Classification of the structures of stable radial solutions for semilinear elliptic equations in $\bf R^N$

TL;DR

This paper classifies the structure of stable radial solutions for semilinear elliptic equations in high-dimensional space, establishing criteria for their existence based on the behavior of the nonlinearity and linking stable singular solutions to overall solution structure.

Contribution

It provides a comprehensive classification of stable radial solutions for supercritical nonlinearities in ${f R^N}$, including criteria for existence and nonexistence based on asymptotic analysis.

Findings

Criteria for existence of stable solutions based on $f'(u)F(u)$ limits

Classification of solution structures with respect to stability

Relation between stable singular solutions and overall solution structure

Abstract

We study the stability of radial solutions of the semilinear elliptic equation $\Delta u +f(u)=0$ in ${\bf R^N}$, where $N \geq 3$ and $f$ is a general superciritical nonlinearity.

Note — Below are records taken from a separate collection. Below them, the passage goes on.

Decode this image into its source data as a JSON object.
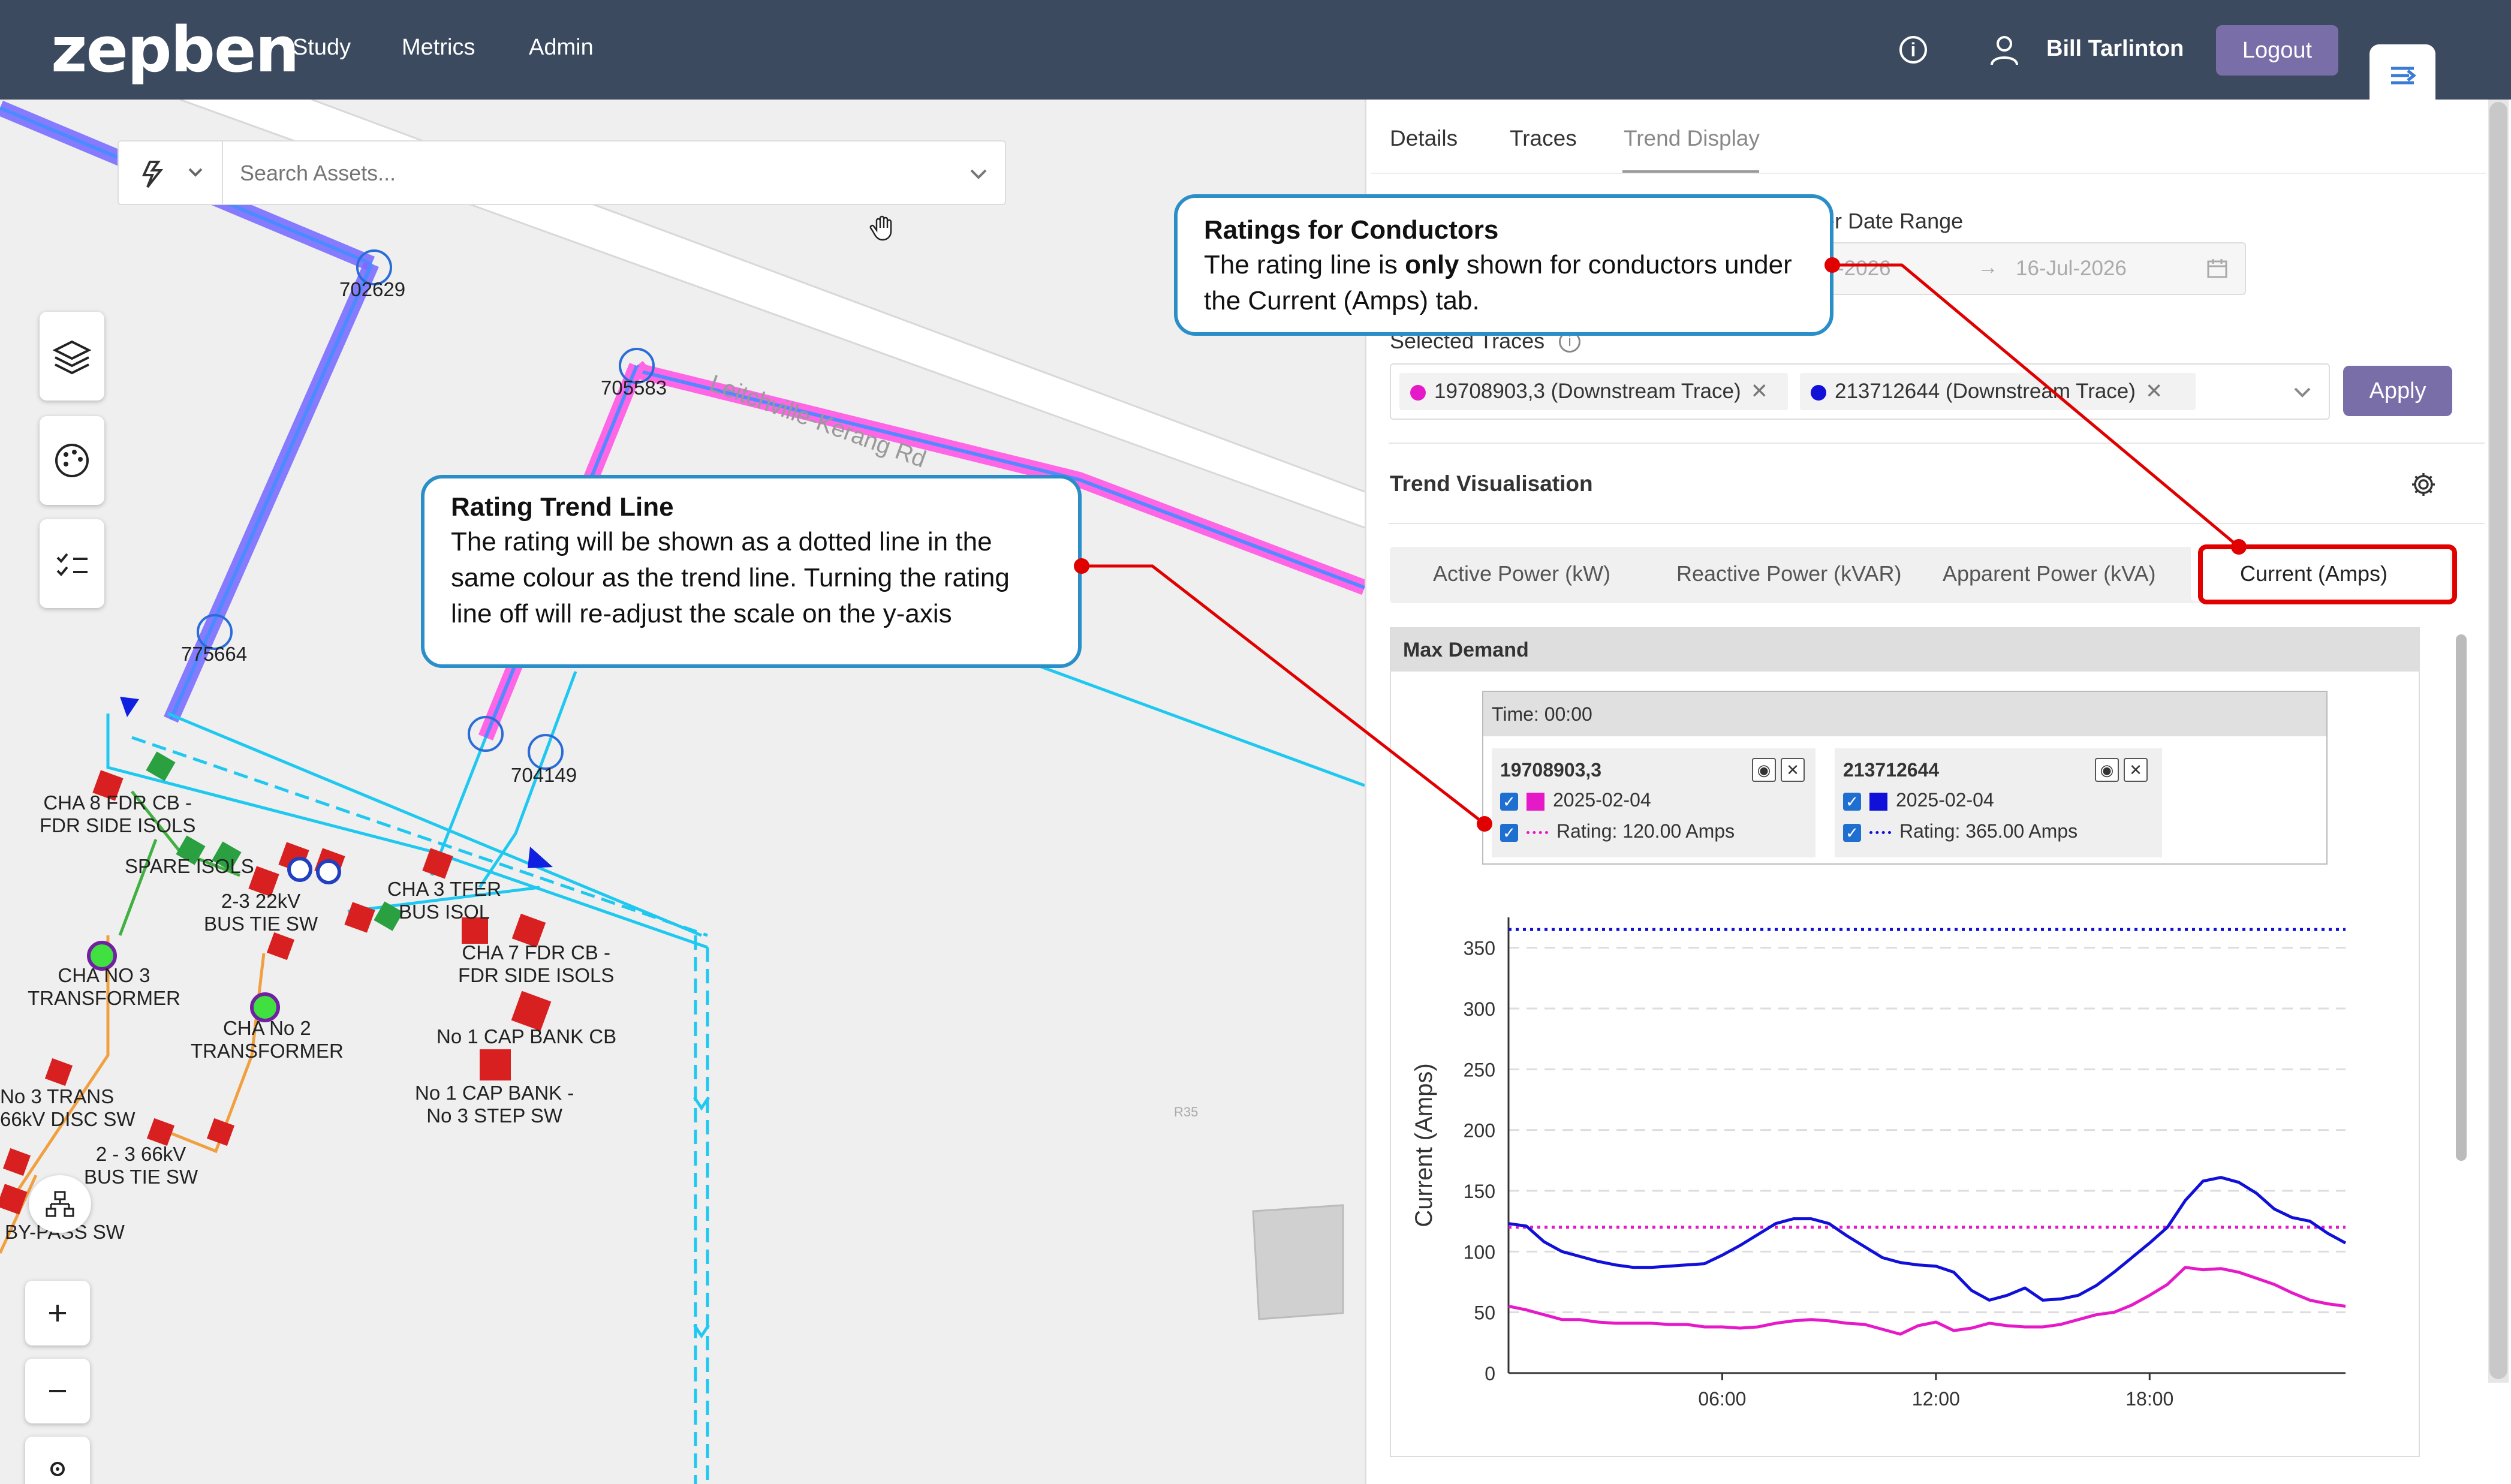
{
  "app": {
    "logo": "zepben",
    "nav": [
      "Study",
      "Metrics",
      "Admin"
    ],
    "user": "Bill Tarlinton",
    "logout_label": "Logout"
  },
  "map": {
    "search_placeholder": "Search Assets...",
    "road_name": "Leitchville-Kerang Rd",
    "labels": {
      "n702629": "702629",
      "n705583": "705583",
      "n775664": "775664",
      "n704149": "704149",
      "cha8": "CHA 8 FDR CB -\nFDR SIDE ISOLS",
      "spare": "SPARE ISOLS",
      "bus22": "2-3 22kV\nBUS TIE SW",
      "cha3tfer": "CHA 3 TFER\nBUS ISOL",
      "cha7": "CHA 7 FDR CB -\nFDR SIDE ISOLS",
      "chano3": "CHA NO 3\nTRANSFORMER",
      "chano2": "CHA No 2\nTRANSFORMER",
      "cap1": "No 1 CAP BANK CB",
      "cap1step": "No 1 CAP BANK -\nNo 3 STEP SW",
      "no3trans": "No 3 TRANS\n66kV DISC SW",
      "bus66": "2 - 3 66kV\nBUS TIE SW",
      "bypass": "BY-PASS SW",
      "r35": "R35"
    }
  },
  "panel": {
    "tabs": [
      "Details",
      "Traces",
      "Trend Display"
    ],
    "date_range_label": "er Date Range",
    "date_start": "-2026",
    "date_end": "16-Jul-2026",
    "selected_traces_label": "Selected Traces",
    "traces": [
      {
        "label": "19708903,3 (Downstream Trace)",
        "color": "#e619c8"
      },
      {
        "label": "213712644 (Downstream Trace)",
        "color": "#1010d8"
      }
    ],
    "apply_label": "Apply",
    "trend_vis_label": "Trend Visualisation",
    "metric_tabs": [
      "Active Power (kW)",
      "Reactive Power (kVAR)",
      "Apparent Power (kVA)",
      "Current (Amps)"
    ],
    "max_demand_label": "Max Demand",
    "tooltip": {
      "time": "Time: 00:00",
      "cards": [
        {
          "name": "19708903,3",
          "date": "2025-02-04",
          "rating": "Rating: 120.00 Amps",
          "color": "#e619c8"
        },
        {
          "name": "213712644",
          "date": "2025-02-04",
          "rating": "Rating: 365.00 Amps",
          "color": "#1010d8"
        }
      ]
    }
  },
  "callouts": {
    "ratings_title": "Ratings for Conductors",
    "ratings_body_1": "The rating line is ",
    "ratings_body_bold": "only",
    "ratings_body_2": " shown for conductors under the Current (Amps) tab.",
    "trend_title": "Rating Trend Line",
    "trend_body": "The rating will be shown as a dotted line in the same colour as the trend line. Turning the rating line off will re-adjust the scale on the y-axis"
  },
  "chart_data": {
    "type": "line",
    "ylabel": "Current (Amps)",
    "xlabel": "",
    "ylim": [
      0,
      375
    ],
    "yticks": [
      0,
      50,
      100,
      150,
      200,
      250,
      300,
      350
    ],
    "xticks": [
      {
        "hour": 6,
        "label": "06:00"
      },
      {
        "hour": 12,
        "label": "12:00"
      },
      {
        "hour": 18,
        "label": "18:00"
      }
    ],
    "x_hours": [
      0,
      0.5,
      1,
      1.5,
      2,
      2.5,
      3,
      3.5,
      4,
      4.5,
      5,
      5.5,
      6,
      6.5,
      7,
      7.5,
      8,
      8.5,
      9,
      9.5,
      10,
      10.5,
      11,
      11.5,
      12,
      12.5,
      13,
      13.5,
      14,
      14.5,
      15,
      15.5,
      16,
      16.5,
      17,
      17.5,
      18,
      18.5,
      19,
      19.5,
      20,
      20.5,
      21,
      21.5,
      22,
      22.5,
      23,
      23.5
    ],
    "series": [
      {
        "name": "19708903,3",
        "color": "#e619c8",
        "rating": 120,
        "values": [
          55,
          52,
          48,
          44,
          44,
          42,
          41,
          41,
          41,
          40,
          40,
          38,
          38,
          37,
          38,
          41,
          43,
          44,
          43,
          41,
          40,
          36,
          32,
          39,
          42,
          35,
          37,
          41,
          39,
          38,
          38,
          40,
          44,
          48,
          50,
          56,
          64,
          73,
          87,
          85,
          86,
          83,
          78,
          73,
          66,
          60,
          57,
          55
        ]
      },
      {
        "name": "213712644",
        "color": "#1010d8",
        "rating": 365,
        "values": [
          123,
          121,
          108,
          100,
          96,
          92,
          89,
          87,
          87,
          88,
          89,
          90,
          97,
          105,
          114,
          123,
          127,
          127,
          123,
          113,
          104,
          95,
          91,
          89,
          88,
          83,
          68,
          60,
          64,
          70,
          60,
          61,
          64,
          72,
          83,
          95,
          107,
          120,
          142,
          158,
          161,
          157,
          148,
          135,
          128,
          125,
          115,
          107
        ]
      }
    ]
  }
}
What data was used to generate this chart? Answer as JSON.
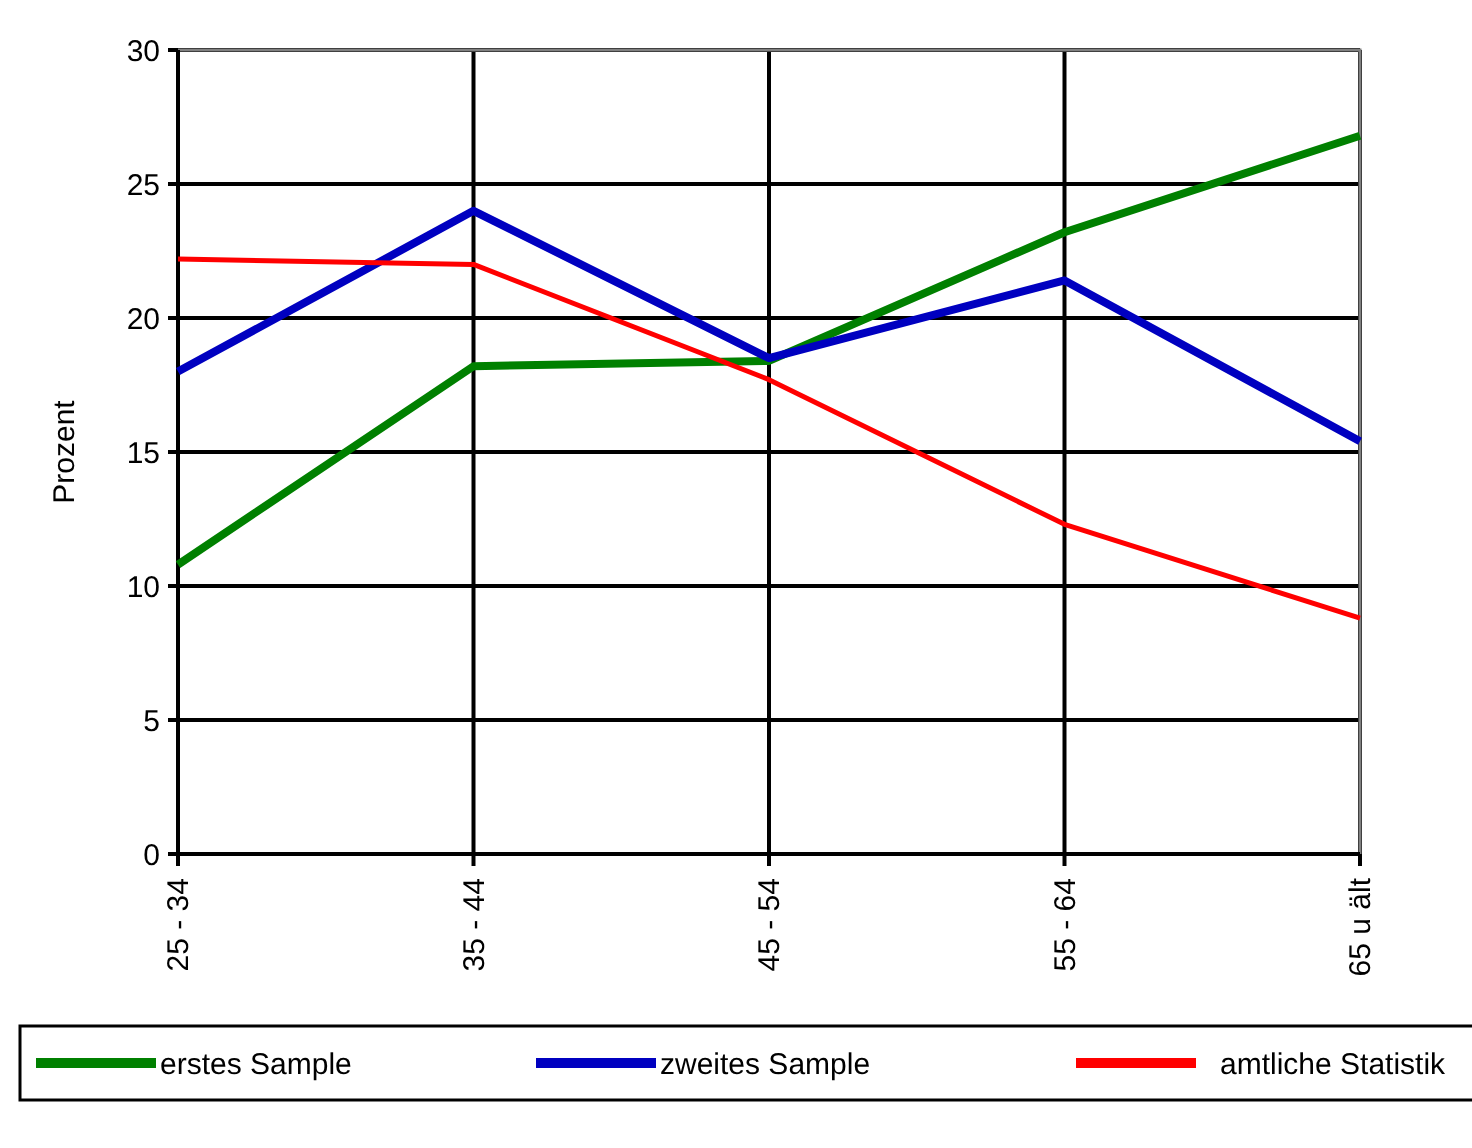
{
  "chart_data": {
    "type": "line",
    "ylabel": "Prozent",
    "categories": [
      "25 - 34",
      "35 - 44",
      "45 - 54",
      "55 - 64",
      "65 u ält"
    ],
    "series": [
      {
        "name": "erstes Sample",
        "color": "#008000",
        "values": [
          10.8,
          18.2,
          18.4,
          23.2,
          26.8
        ]
      },
      {
        "name": "zweites Sample",
        "color": "#0000c0",
        "values": [
          18.0,
          24.0,
          18.5,
          21.4,
          15.4
        ]
      },
      {
        "name": "amtliche Statistik",
        "color": "#ff0000",
        "values": [
          22.2,
          22.0,
          17.7,
          12.3,
          8.8
        ]
      }
    ],
    "ylim": [
      0,
      30
    ],
    "yticks": [
      0,
      5,
      10,
      15,
      20,
      25,
      30
    ],
    "grid": true,
    "legend": "bottom",
    "marker": "none",
    "line_style": "solid"
  }
}
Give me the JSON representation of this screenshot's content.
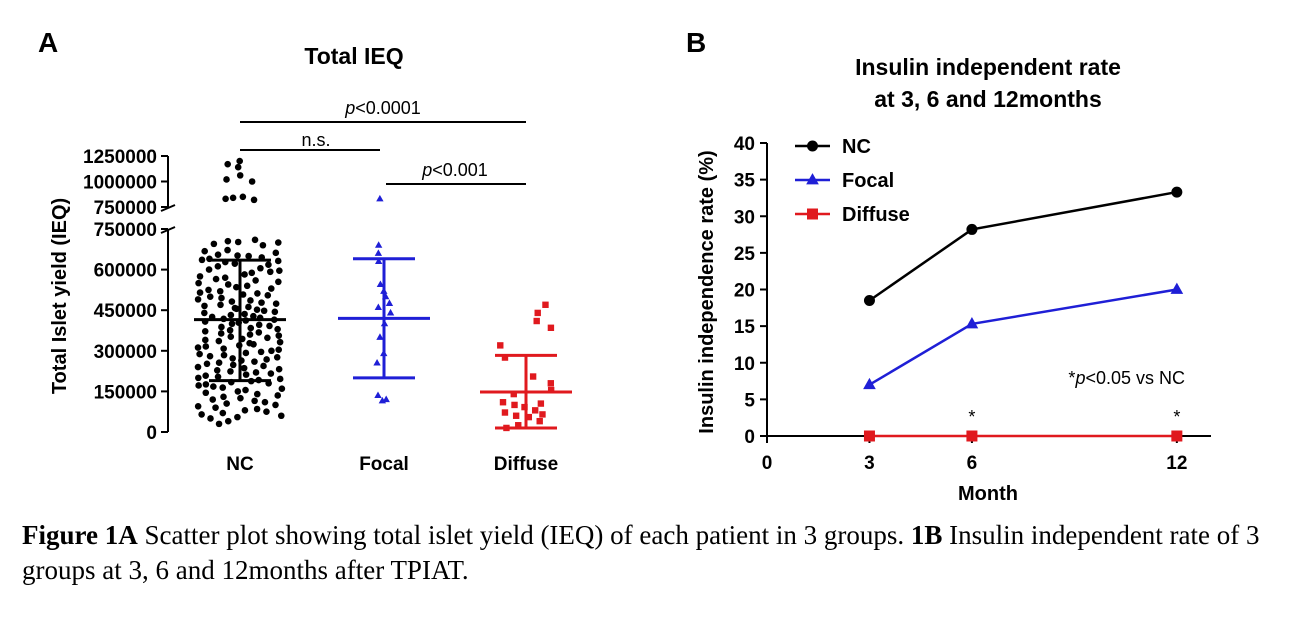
{
  "chart_data": [
    {
      "panel_label": "A",
      "type": "scatter",
      "title": "Total IEQ",
      "ylabel": "Total Islet yield (IEQ)",
      "categories": [
        "NC",
        "Focal",
        "Diffuse"
      ],
      "y_ticks_lower": [
        "0",
        "150000",
        "300000",
        "450000",
        "600000",
        "750000"
      ],
      "y_ticks_upper": [
        "750000",
        "1000000",
        "1250000"
      ],
      "ylim_lower": [
        0,
        750000
      ],
      "ylim_upper": [
        750000,
        1250000
      ],
      "series": [
        {
          "category": "NC",
          "color": "#000000",
          "marker": "circle",
          "mean": 415000,
          "sd_low": 190000,
          "sd_high": 635000,
          "values": [
            1200000,
            1170000,
            1140000,
            1060000,
            1020000,
            1000000,
            850000,
            840000,
            830000,
            820000,
            710000,
            705000,
            702000,
            700000,
            695000,
            690000,
            672000,
            668000,
            662000,
            655000,
            652000,
            650000,
            645000,
            640000,
            636000,
            632000,
            628000,
            622000,
            618000,
            612000,
            605000,
            600000,
            596000,
            592000,
            588000,
            582000,
            575000,
            570000,
            565000,
            560000,
            555000,
            550000,
            545000,
            540000,
            535000,
            530000,
            525000,
            520000,
            515000,
            512000,
            508000,
            505000,
            500000,
            495000,
            490000,
            486000,
            482000,
            478000,
            474000,
            470000,
            466000,
            462000,
            458000,
            455000,
            452000,
            448000,
            444000,
            440000,
            436000,
            432000,
            428000,
            425000,
            422000,
            418000,
            415000,
            412000,
            408000,
            404000,
            400000,
            396000,
            392000,
            388000,
            384000,
            380000,
            376000,
            372000,
            368000,
            364000,
            360000,
            356000,
            352000,
            348000,
            344000,
            340000,
            336000,
            332000,
            328000,
            324000,
            320000,
            316000,
            312000,
            308000,
            304000,
            300000,
            296000,
            292000,
            288000,
            284000,
            280000,
            276000,
            272000,
            268000,
            264000,
            260000,
            256000,
            252000,
            248000,
            244000,
            240000,
            236000,
            232000,
            228000,
            224000,
            220000,
            216000,
            212000,
            208000,
            204000,
            200000,
            196000,
            192000,
            188000,
            184000,
            180000,
            176000,
            172000,
            168000,
            164000,
            160000,
            155000,
            150000,
            145000,
            140000,
            135000,
            130000,
            125000,
            120000,
            115000,
            110000,
            105000,
            100000,
            95000,
            90000,
            85000,
            80000,
            75000,
            70000,
            65000,
            60000,
            55000,
            50000,
            40000,
            30000
          ]
        },
        {
          "category": "Focal",
          "color": "#1f1fd6",
          "marker": "triangle",
          "mean": 420000,
          "sd_low": 200000,
          "sd_high": 640000,
          "values": [
            830000,
            690000,
            660000,
            630000,
            545000,
            520000,
            500000,
            475000,
            460000,
            440000,
            400000,
            350000,
            290000,
            255000,
            135000,
            120000,
            115000
          ]
        },
        {
          "category": "Diffuse",
          "color": "#e0191e",
          "marker": "square",
          "mean": 148000,
          "sd_low": 15000,
          "sd_high": 283000,
          "values": [
            470000,
            440000,
            410000,
            385000,
            320000,
            275000,
            205000,
            180000,
            155000,
            140000,
            110000,
            105000,
            100000,
            92000,
            80000,
            72000,
            65000,
            60000,
            55000,
            40000,
            25000,
            15000
          ]
        }
      ],
      "annotations": [
        {
          "text_prefix": "p",
          "text": "<0.0001",
          "from": "NC",
          "to": "Diffuse"
        },
        {
          "text_prefix": "",
          "text": "n.s.",
          "from": "NC",
          "to": "Focal"
        },
        {
          "text_prefix": "p",
          "text": "<0.001",
          "from": "Focal",
          "to": "Diffuse"
        }
      ]
    },
    {
      "panel_label": "B",
      "type": "line",
      "title_lines": [
        "Insulin independent rate",
        "at 3, 6 and 12months"
      ],
      "xlabel": "Month",
      "ylabel": "Insulin independence rate (%)",
      "x": [
        3,
        6,
        12
      ],
      "x_ticks": [
        0,
        3,
        6,
        12
      ],
      "xlim": [
        0,
        13
      ],
      "y_ticks": [
        0,
        5,
        10,
        15,
        20,
        25,
        30,
        35,
        40
      ],
      "ylim": [
        0,
        40
      ],
      "legend_position": "top-left",
      "series": [
        {
          "name": "NC",
          "color": "#000000",
          "marker": "circle",
          "values": [
            18.5,
            28.2,
            33.3
          ]
        },
        {
          "name": "Focal",
          "color": "#1f1fd6",
          "marker": "triangle",
          "values": [
            7,
            15.3,
            20
          ]
        },
        {
          "name": "Diffuse",
          "color": "#e0191e",
          "marker": "square",
          "values": [
            0,
            0,
            0
          ]
        }
      ],
      "significance_marks": [
        {
          "x": 6,
          "text": "*"
        },
        {
          "x": 12,
          "text": "*"
        }
      ],
      "note_prefix": "*",
      "note_p": "p",
      "note_rest": "<0.05 vs NC"
    }
  ],
  "caption": {
    "label_a": "Figure 1A",
    "text_a": " Scatter plot showing total islet yield (IEQ) of each patient in 3 groups. ",
    "label_b": "1B",
    "text_b": " Insulin independent rate of 3 groups at 3, 6 and 12months after TPIAT."
  }
}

We give a classification of the solution structures with respect to the stability of radial solutions, and establish criteria for the existence and nonexistence of stable radial solutions in terms of the limits of $f'(u)F(u)$ as $u \to 0$ or $\infty$, where $F(u) = \int^{\infty}_u 1/f(t)dt$. Furthermore, we show the relation between the existence of singular stable solutions and the solution structure.